Generic Functions¶

This tutorial demonstrates how to write schema-polymorphic utility functions that work with any schema while preserving the type parameter.

Runnable example

The complete code is in examples/generic_functions.py.

The TypeVar pattern¶

Import the schema-bound TypeVar S:

from colnade import DataFrame
from colnade.schema import S

S is TypeVar("S", bound=Schema). Functions parameterized by S accept any schema and preserve it in the return type.
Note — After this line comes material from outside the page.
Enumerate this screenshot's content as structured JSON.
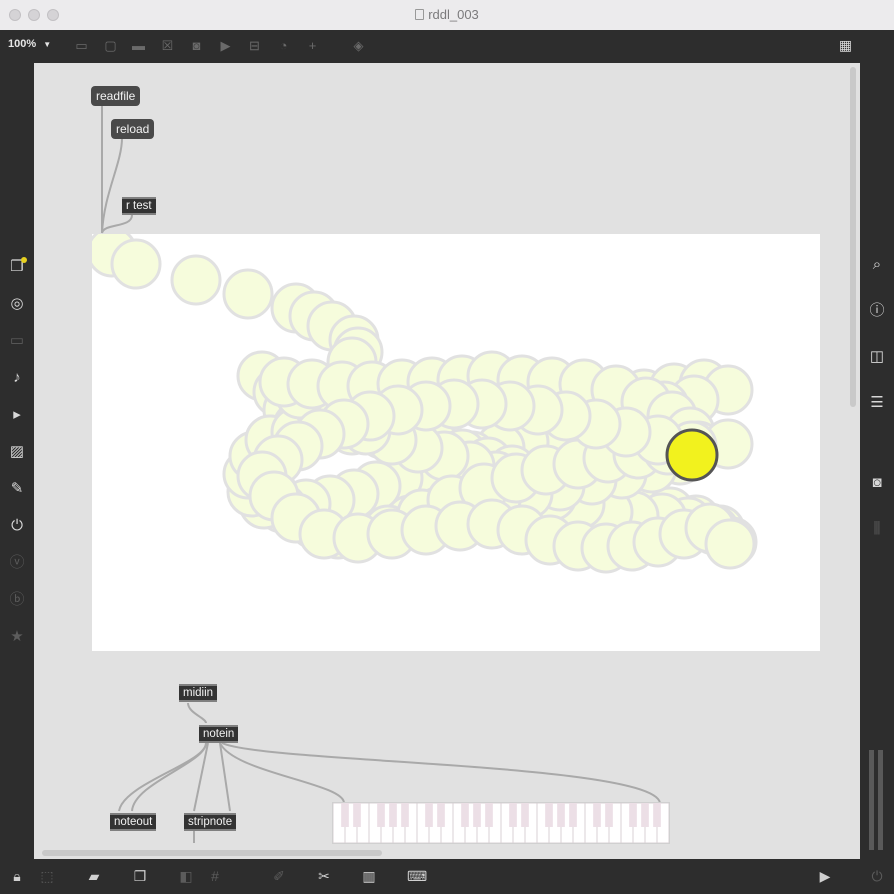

Writing generic functions¶

def first_n(df: DataFrame[S], n: int) -> DataFrame[S]:
    """Return the first n rows. Works with any schema."""
    return df.head(n)

def drop_null_rows(df: DataFrame[S]) -> DataFrame[S]:
    """Drop all rows with any null values."""
    return df.drop_nulls()

def count_rows(df: DataFrame[S]) -> int:
    """Count rows in any typed DataFrame."""
    return df._data.shape[0]

Type preservation in action¶

The type checker knows the concrete schema at each call site:

users: DataFrame[Users] = read_parquet("users.parquet", Users)
products: DataFrame[Products] = read_parquet("products.parquet", Products)

# first_n preserves the input schema
top_users = first_n(users, 10)          # DataFrame[Users]
top_products = first_n(products, 5)     # DataFrame[Products]

# Works across different schemas
clean_users = drop_null_rows(users)     # DataFrame[Users]
clean_products = drop_null_rows(products)  # DataFrame[Products]

Pipeline utilities¶

Generic functions compose naturally in pipelines:

def standard_cleanup(df: DataFrame[S]) -> DataFrame[S]:
    """Standard cleanup: drop nulls, deduplicate, sort by first column."""
    return df.drop_nulls()

result = standard_cleanup(users)  # DataFrame[Users]

The key benefit: you write the function once, and the type checker verifies it works correctly for every schema it's called with.